[Python-Dev] Using logging in the stdlib and its unit tests

Glenn Linderman v+python at g.nevcal.com
Wed Dec 8 18:51:44 CET 2010

On 12/8/2010 4:15 AM, Vinay Sajip wrote:
> You're complaining about too much documentation?! Don't measure it by weight!
On 12/8/2010 5:57 AM, Vinay Sajip wrote:
> Of course I understand I could be wrong
> about this, but I don't recall when a stdlib maintainer has said to me, "I want
> to start using logging in stdlib module XXX, but can't justify it because ..."

So I'm a fairly new Python user, but 30 years programming experience.

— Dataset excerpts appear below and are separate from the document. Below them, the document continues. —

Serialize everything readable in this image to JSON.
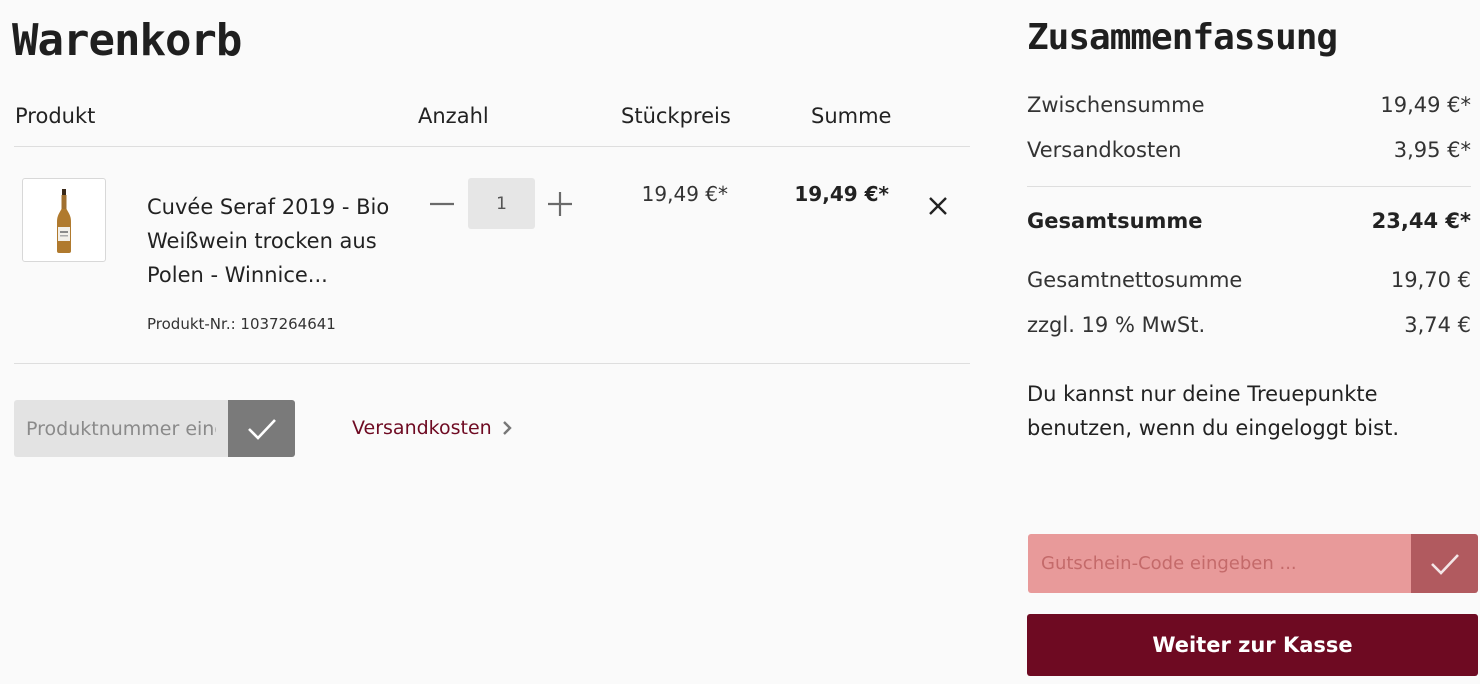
{
  "cart": {
    "title": "Warenkorb",
    "headers": {
      "product": "Produkt",
      "quantity": "Anzahl",
      "unit_price": "Stückpreis",
      "total": "Summe"
    },
    "items": [
      {
        "name": "Cuvée Seraf 2019 - Bio Weißwein trocken aus Polen - Winnice...",
        "product_number": "Produkt-Nr.: 1037264641",
        "quantity": "1",
        "unit_price": "19,49 €*",
        "total": "19,49 €*",
        "image_icon": "wine-bottle-icon"
      }
    ],
    "product_number_input": {
      "placeholder": "Produktnummer eingeben ..."
    },
    "shipping_link": "Versandkosten"
  },
  "summary": {
    "title": "Zusammenfassung",
    "subtotal_label": "Zwischensumme",
    "subtotal_value": "19,49 €*",
    "shipping_label": "Versandkosten",
    "shipping_value": "3,95 €*",
    "grand_total_label": "Gesamtsumme",
    "grand_total_value": "23,44 €*",
    "net_total_label": "Gesamtnettosumme",
    "net_total_value": "19,70 €",
    "vat_label": "zzgl. 19 % MwSt.",
    "vat_value": "3,74 €",
    "loyalty_note": "Du kannst nur deine Treuepunkte benutzen, wenn du eingeloggt bist.",
    "voucher_input": {
      "placeholder": "Gutschein-Code eingeben ..."
    },
    "checkout_label": "Weiter zur Kasse"
  },
  "colors": {
    "brand": "#6e0a22",
    "voucher_bg": "#e89a9a",
    "voucher_button": "#b15a5f",
    "product_submit": "#7a7a7a",
    "input_bg": "#e3e3e3"
  }
}
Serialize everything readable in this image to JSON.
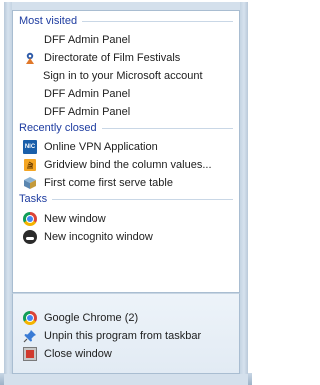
{
  "most_visited": {
    "header": "Most visited",
    "items": [
      {
        "label": "DFF Admin Panel",
        "icon": "blank"
      },
      {
        "label": "Directorate of Film Festivals",
        "icon": "festival-logo-icon"
      },
      {
        "label": "Sign in to your Microsoft account",
        "icon": "microsoft-logo-icon"
      },
      {
        "label": "DFF Admin Panel",
        "icon": "blank"
      },
      {
        "label": "DFF Admin Panel",
        "icon": "blank"
      }
    ]
  },
  "recently_closed": {
    "header": "Recently closed",
    "items": [
      {
        "label": "Online VPN Application",
        "icon": "nic-logo-icon"
      },
      {
        "label": "Gridview bind the column values...",
        "icon": "stackoverflow-icon"
      },
      {
        "label": "First come first serve table",
        "icon": "table-icon"
      }
    ]
  },
  "tasks": {
    "header": "Tasks",
    "items": [
      {
        "label": "New window",
        "icon": "chrome-icon"
      },
      {
        "label": "New incognito window",
        "icon": "incognito-icon"
      }
    ]
  },
  "app_actions": {
    "items": [
      {
        "label": "Google Chrome (2)",
        "icon": "chrome-icon"
      },
      {
        "label": "Unpin this program from taskbar",
        "icon": "unpin-icon"
      },
      {
        "label": "Close window",
        "icon": "close-window-icon"
      }
    ]
  },
  "colors": {
    "header_text": "#1e3ca0",
    "microsoft_red": "#f25022",
    "microsoft_green": "#7fba00",
    "microsoft_blue": "#00a4ef",
    "microsoft_yellow": "#ffb900"
  }
}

When I first looked at the Python logging facility (and again today, 
when I looked again), I found a simple example of debugging logging.  
Then a bunch of stuff about how to configure rotating logs.  Then 
something about logging levels. And then a dissertation on the theory of 
loggers "The logging library takes a modular approach and offers the 
several categories of components: loggers, handlers, filters, and 
formatters."  And I hadn't gotten through 10% of the documentation yet, 
per the scrollbar.

My reaction the first time was "Sounds sophisticated and complex.  I 
think I'll do something simpler for now, and maybe someday, when I have 
a spare week, I'll read the documentation and see if the benefits are 
worth the effort."

OK, so now you've discovered that too much documentation can be a turn 
off... at least, if it is presented from the top to describe the 
sophistication of the facility, rather than how easy it is to use (if it 
is, I still haven't gotten to 10%, and I still don't know that).

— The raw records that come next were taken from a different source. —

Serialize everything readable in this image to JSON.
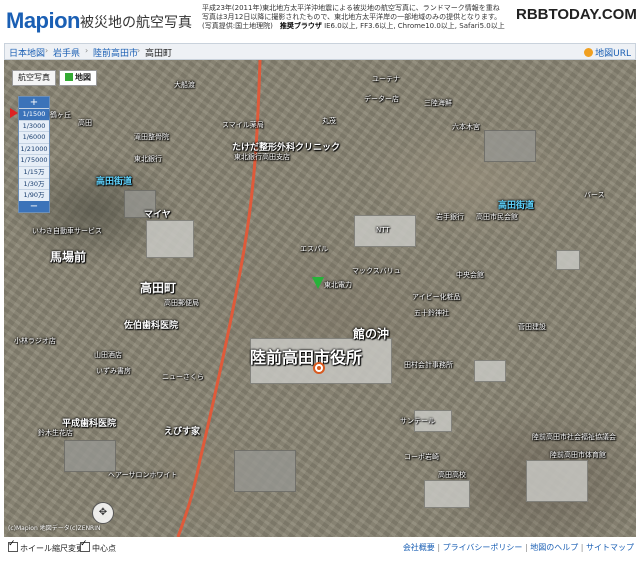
{
  "header": {
    "logo": "Mapion",
    "subtitle": "被災地の航空写真",
    "notice_line1": "平成23年(2011年)東北地方太平洋沖地震による被災地の航空写真に、ランドマーク情報を重ね",
    "notice_line2": "写真は3月12日以降に撮影されたもので、東北地方太平洋岸の一部地域のみの提供となります。",
    "notice_line3": "(写真提供:国土地理院)",
    "browser_label": "推奨ブラウザ",
    "browser_list": "IE6.0以上, FF3.6以上, Chrome10.0以上, Safari5.0以上",
    "watermark": "RBBTODAY.COM"
  },
  "breadcrumb": {
    "items": [
      "日本地図",
      "岩手県",
      "陸前高田市",
      "高田町"
    ],
    "map_url_link": "地図URL"
  },
  "map_controls": {
    "type_buttons": [
      "航空写真",
      "地図"
    ],
    "zoom_in": "+",
    "zoom_out": "−",
    "zoom_levels": [
      "1/1500",
      "1/3000",
      "1/6000",
      "1/21000",
      "1/75000",
      "1/15万",
      "1/30万",
      "1/90万"
    ],
    "selected_zoom": "1/1500"
  },
  "map_labels": {
    "city_hall": "陸前高田市役所",
    "takata_town": "高田町",
    "babamae": "馬場前",
    "tachinooki": "館の沖",
    "takada_street_w": "高田街道",
    "takada_street_e": "高田街道",
    "sasaki_dental": "佐伯歯科医院",
    "heisei_dental": "平成歯科医院",
    "takeda_clinic": "たけだ整形外科クリニック",
    "mayaya": "マイヤ",
    "ebisuya": "えびす家",
    "ntt": "NTT",
    "iwate_bank": "岩手銀行",
    "sanriku_kaisen": "三陸海鮮",
    "rokuhara": "六本木宮",
    "chuo_kaikan": "中央会館",
    "tohoku_bank": "東北銀行",
    "komeri": "コーポ岩崎",
    "takata_hs": "高田高校",
    "misc1": "大船渡",
    "misc2": "東北電力",
    "misc3": "陸前高田市社会福祉協議会",
    "misc4": "ヘアーサロンホワイト",
    "misc5": "小林ラジオ店",
    "misc6": "鈴木生花店",
    "misc7": "いわき自動車サービス",
    "misc8": "高田郵便局",
    "misc9": "エスパル",
    "misc10": "高田市民会館",
    "misc11": "スマイル薬局",
    "misc12": "東北銀行高田支店",
    "misc13": "データー店",
    "misc14": "ユーテナ",
    "misc15": "滝田整骨院",
    "misc16": "五十鈴神社",
    "misc17": "田村会計事務所",
    "misc18": "菅田建設",
    "misc19": "山田酒店",
    "misc20": "丸茂",
    "misc21": "バース",
    "misc22": "高田",
    "misc23": "鶴ヶ丘",
    "misc24": "マックスバリュ",
    "misc25": "アイビー化粧品",
    "misc26": "ニューさくら",
    "misc27": "いずみ書房",
    "misc28": "サンテール",
    "misc29": "陸前高田市体育館",
    "copyright": "(c)Mapion 地図データ(c)ZENRIN"
  },
  "footer": {
    "wheel_zoom": "ホイール縮尺変更",
    "center_mark": "中心点",
    "links": [
      "会社概要",
      "プライバシーポリシー",
      "地図のヘルプ",
      "サイトマップ"
    ]
  }
}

 From this thread, it sounds like it might be that logging could be easy 
to use.  Although part of my turn off from too much documentation and 
sophistication is a concern about the overhead of reading in and 
compiling a module that is that sophisticated for simple programs.

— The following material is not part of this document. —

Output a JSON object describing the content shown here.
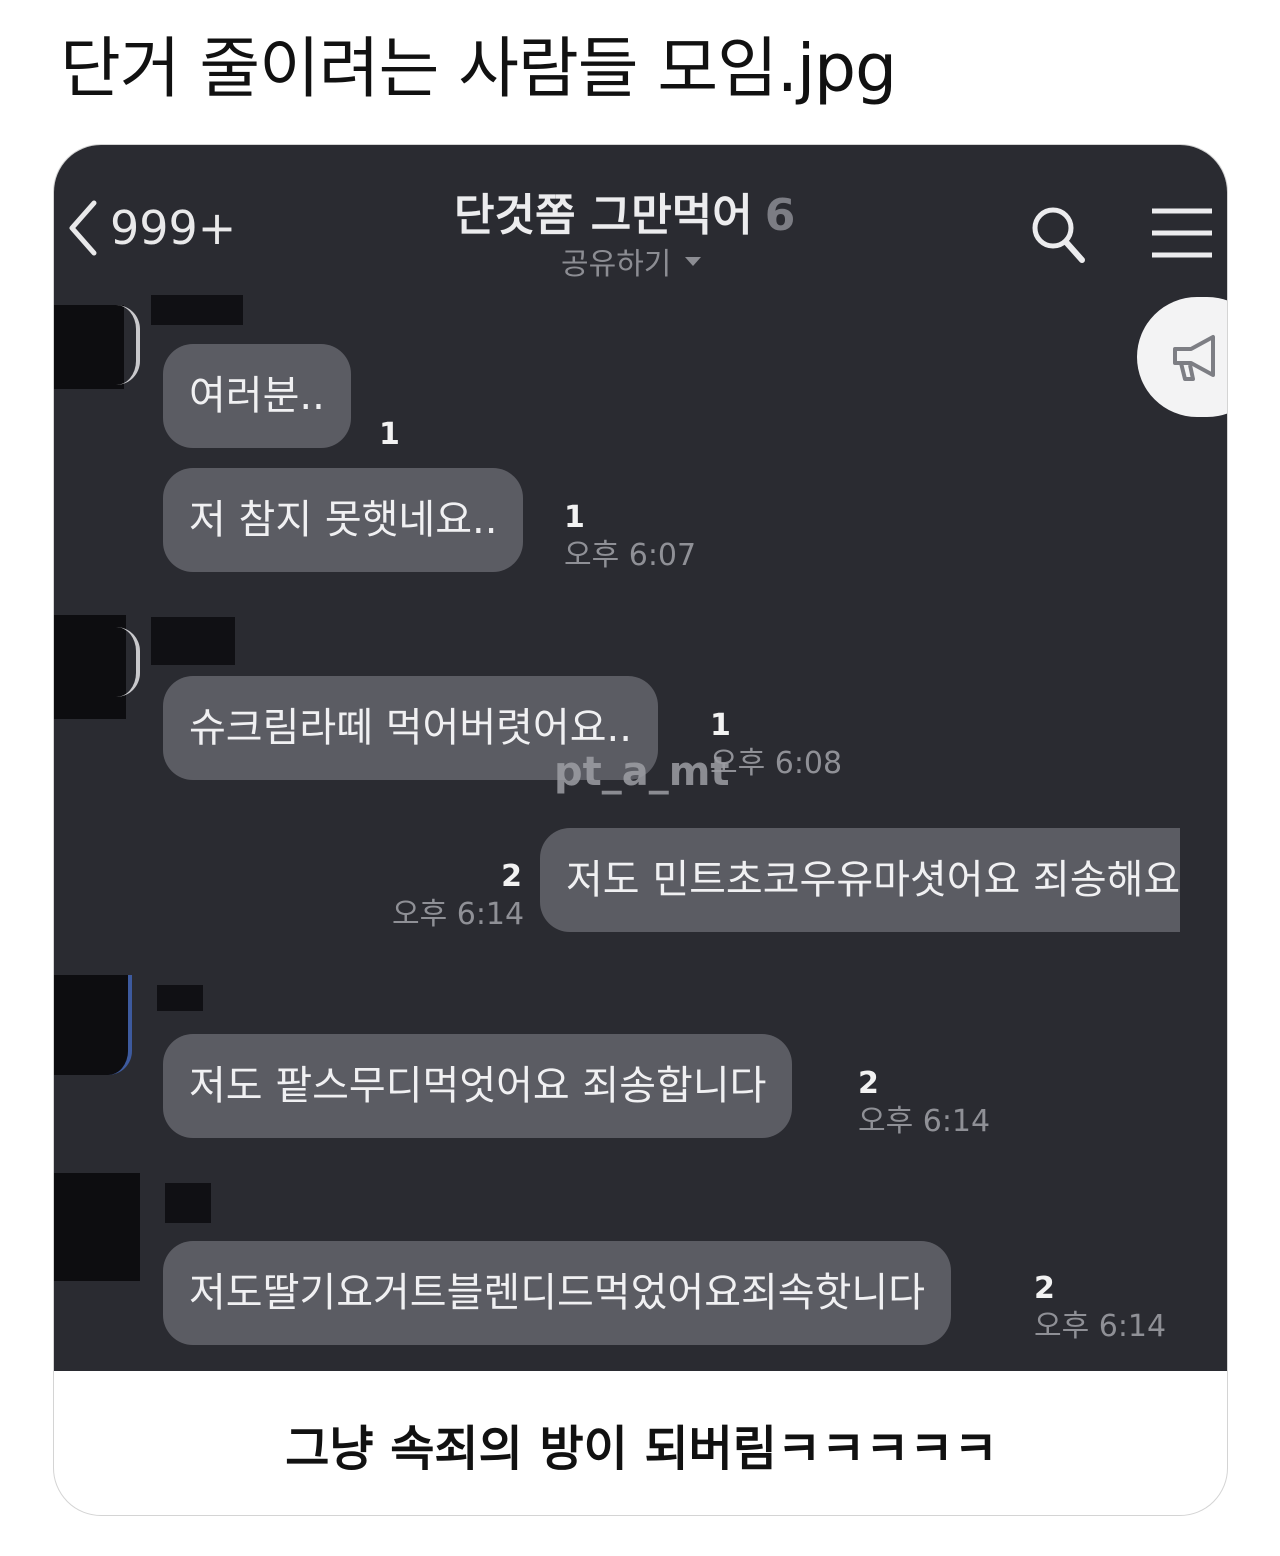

Now if I was convinced that

(1) it always gets read in anyway as part of Python startup (8% of the 
documentation didn't say that), so that no matter how simple my 
alternate facility, I pay the cost of loading the logger anyway, and

(2) that it would take less than a week to comprehend the basics of what 
I need to learn to use it, (in other words, if the 8% of the 
documentation I've read, actually gave sufficient simple examples to use 
applications and libraries, and left the sohistication and complexity 
and theory to later sections)

then I might have used the logger, instead of writing, in my personal 
library of "useful functions":

_logfh = sys.stderr
def log( text=None, textpre=None, filename=None, mode=None
          ):  # version 2010/11/11
     global _logfh
     if filename is not None:
         if mode is None:
             mode = "a"
         _logfh = open( filename, mode, **_wenc )
     if text is not None:
         if textpre is None:
             _logfh.write( str( text ) + "\n")
             _logfh.write( str( textpre ) + ": " + str( text ) + "\n")
     return _logfh

You see, I can create that faster than I read 8% of the documentation 
for logger, which didn't convince me that using the logger was better 
than the above, and it has been working fine... and I can tweak it when 
and if I need more sophistication.  I'm well aware that my function 
provides much less than what logger provides.  But in the first 8% of 
the documentation, I hadn't learned how to be able to use logging from a 
multiple module program in an easy and consistent manner...

The example shows a 4 line cost... it is not clear from the first 8% of 
the documentation if it requires 4 lines in every module; it is not 
clear if I can or should or if by default, the file I configure for one 
module is available to other modules, such that only two lines are 
necessary in those modules (import, logging.debug (or other levels of 
message)), etc.  And I'd have to read more than 8% of the documentation 
to find that out.

Now I'm not saying that I only read 8% of the documentation for modules 
that I want to use, in general, before I give up in disgust.  But I 
start reading, and estimate the cost of learning vs the cost of 
rewriting as I go.  logger documentation is large, so reading it all 
before starting to use it is unlikely; since the first part didn't get 
me started soon enough, I "put it on a shelf", where it still is.

If the first part had shown an example of how to use logger, in simple 
mode, in a trivial but multi-module application (because most trivial 
application do involve multiple modules, even if only one is 
user-written), then as I went along, I'd have likely learned more about 
the features as needed.  There are lots of interesting sounding features 
in the Table of Contents.  "Someday" I might decide to spend the week to 
read about them.

Hope this perspective helps, somehow.